The Government today introduced legislation requiring all incompetent and intellectually-challenged people to wear ‘S-plates’ on their front and rear to warn members of the public that the person they are approaching may say or do something stupid at any moment. Taking a lead from learner drivers who must display ‘L-plates’ on their vehicle, the scheme will require individuals to pass a rudimentary test before they can earn the status of ‘brain-owning citizen’, and should significantly reduce incidents of amazement at the ability of some people to act like prize dicks.

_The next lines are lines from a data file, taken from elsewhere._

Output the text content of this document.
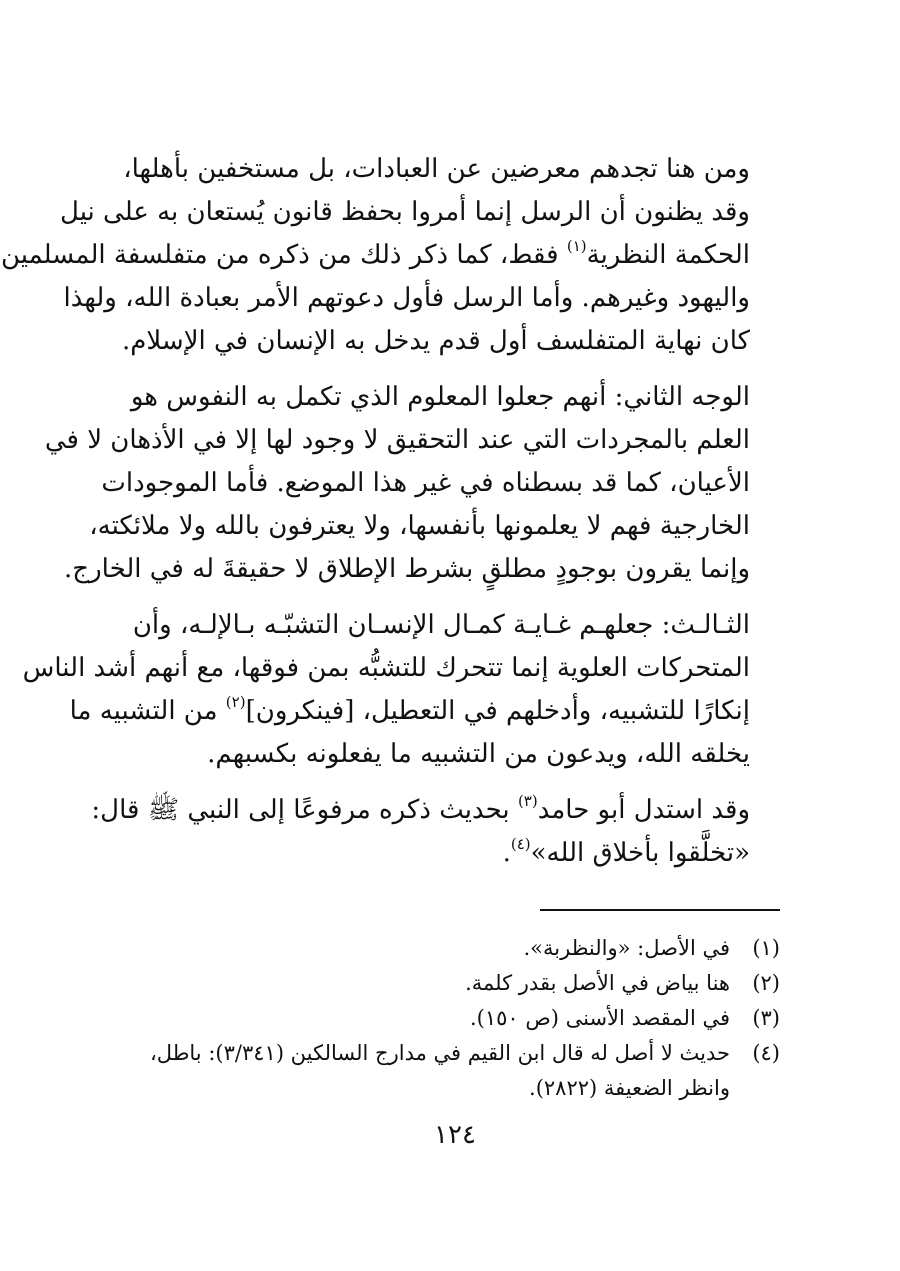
ومن هنا تجدهم معرضين عن العبادات، بل مستخفين بأهلها،
وقد يظنون أن الرسل إنما أمروا بحفظ قانون يُستعان به على نيل
الحكمة النظرية$^{(١)}$ فقط، كما ذكر ذلك من ذكره من متفلسفة المسلمين
واليهود وغيرهم. وأما الرسل فأول دعوتهم الأمر بعبادة الله، ولهذا
كان نهاية المتفلسف أول قدم يدخل به الإنسان في الإسلام.

الوجه الثاني: أنهم جعلوا المعلوم الذي تكمل به النفوس هو
العلم بالمجردات التي عند التحقيق لا وجود لها إلا في الأذهان لا في
الأعيان، كما قد بسطناه في غير هذا الموضع. فأما الموجودات
الخارجية فهم لا يعلمونها بأنفسها، ولا يعترفون بالله ولا ملائكته،
وإنما يقرون بوجودٍ مطلقٍ بشرط الإطلاق لا حقيقةَ له في الخارج.

الثـالـث: جعلهـم غـايـة كمـال الإنسـان التشبّـه بـالإلـه، وأن
المتحركات العلوية إنما تتحرك للتشبُّه بمن فوقها، مع أنهم أشد الناس
إنكارًا للتشبيه، وأدخلهم في التعطيل، [فينكرون]$^{(٢)}$ من التشبيه ما
يخلقه الله، ويدعون من التشبيه ما يفعلونه بكسبهم.

وقد استدل أبو حامد$^{(٣)}$ بحديث ذكره مرفوعًا إلى النبي ﷺ قال:
«تخلَّقوا بأخلاق الله»$^{(٤)}$.

(١)
في الأصل: «والنظربة».
(٢)
هنا بياض في الأصل بقدر كلمة.
(٣)
في المقصد الأسنى (ص ١٥٠).
(٤)
حديث لا أصل له قال ابن القيم في مدارج السالكين (٣/٣٤١): باطل،
وانظر الضعيفة (٢٨٢٢).
١٢٤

‘You could argue that the education system shouldn’t be producing these people,’ said schools secretary Ed Balls today, ‘but the important thing is to treat the symptoms not the causes. The problem at the moment is that too many idiots are walking among us unnoticed, some in positions of authority, and there’s no way of telling till it’s too late. This scheme will provide transparency and allow people to make informed choices about who they talk to, bank with and elect.’

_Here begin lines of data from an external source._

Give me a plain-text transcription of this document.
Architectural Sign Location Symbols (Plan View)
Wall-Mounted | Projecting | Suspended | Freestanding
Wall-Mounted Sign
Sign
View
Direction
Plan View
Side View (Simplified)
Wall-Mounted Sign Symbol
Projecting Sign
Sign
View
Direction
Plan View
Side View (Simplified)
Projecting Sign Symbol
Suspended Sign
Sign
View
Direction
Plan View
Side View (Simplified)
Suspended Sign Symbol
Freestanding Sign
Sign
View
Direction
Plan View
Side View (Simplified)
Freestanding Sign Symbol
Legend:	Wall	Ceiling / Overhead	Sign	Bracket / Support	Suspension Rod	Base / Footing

Those affected by the proposals include users of emoticons, people who assume others know what on earth they are talking about or even care, Chris Moyles listeners and anyone claiming that the scheme won’t ‘effect’ them. In addition, the police will be given new on-the-spot ‘duncing’ powers to issue ‘S-plates’ to pedestrians who stop without warning in the middle of crowded pavements or high-five in public in anything other than a spirit of grave irony. Anyone falling foul of the new regulations will find themselves put on the Sense Offenders Register and forbidden from expressing opinions, using the phrase ‘I know what you mean’ without medical evidence that there’s even a chance of that being true, and answering any question without observing a 24-hour ‘cooling-off’ period.

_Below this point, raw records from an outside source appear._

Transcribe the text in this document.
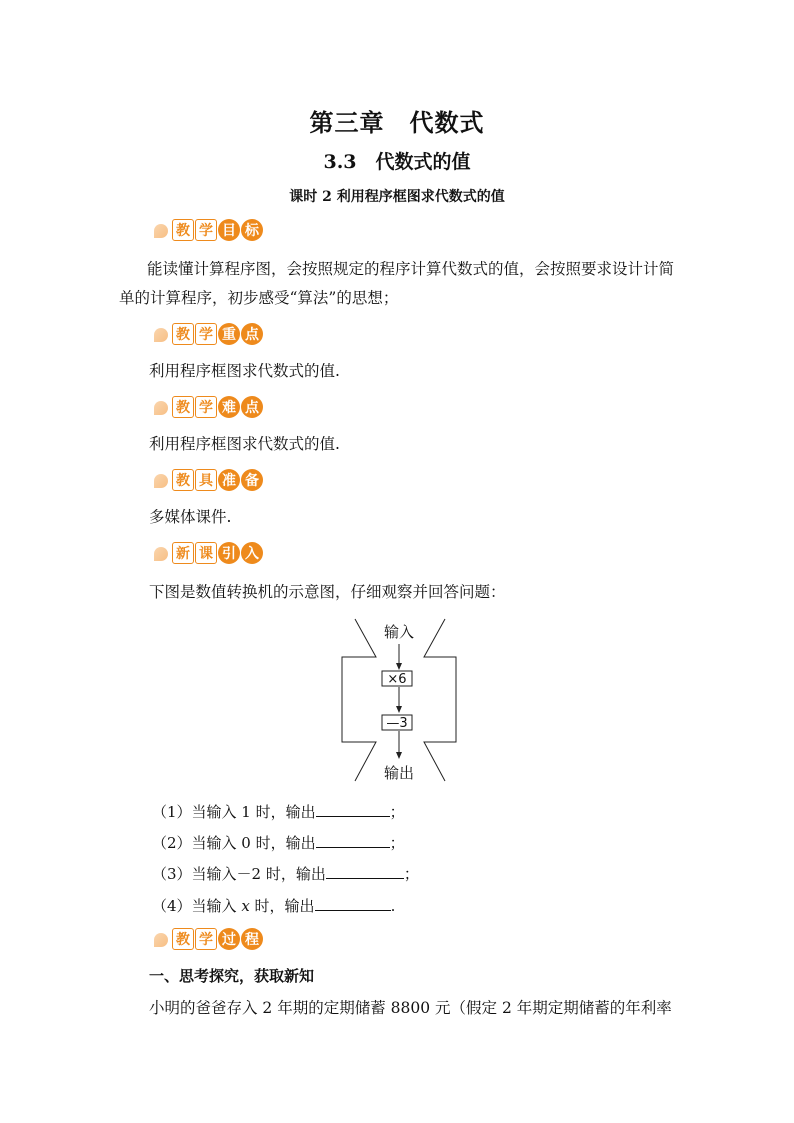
第三章　代数式
3.3　代数式的值
课时 2 利用程序框图求代数式的值
教 学 目 标
能读懂计算程序图，会按照规定的程序计算代数式的值，会按照要求设计计简
单的计算程序，初步感受“算法”的思想；
教 学 重 点
利用程序框图求代数式的值.
教 学 难 点
利用程序框图求代数式的值.
教 具 准 备
多媒体课件.
新 课 引 入
下图是数值转换机的示意图，仔细观察并回答问题：
输入
×6
—3
输出
（1）当输入 1 时，输出	；
（2）当输入 0 时，输出	；
（3）当输入－2 时，输出	；
（4）当输入 x 时，输出	.
教 学 过 程
一、思考探究，获取新知
小明的爸爸存入 2 年期的定期储蓄 8800 元（假定 2 年期定期储蓄的年利率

Despite the Government’s enthusiasm for the plan, a small number of commentators have warned that the economic recovery could be stalled by the cost of producing ‘S-plates’ for celebrities, pundits, professional sportsmen, astrologers and their readership, most drivers, religious fundamentalists, clients of debt consolidation firms and all employees in the services industry – a fear not diminished by the failure of bankers to invest in signage industry stocks. But shrewd manoeuvring by Gordon Brown has already secured cross-party support for the scheme after he assured MPs that after the election the Labour Government would exempt elected representatives. The move has earned the delighted Prime Minister a number of pats on the back from loyal Cabinet ministers seeking a new home for the ‘Kick Me’ stickers none of them remember dressing in.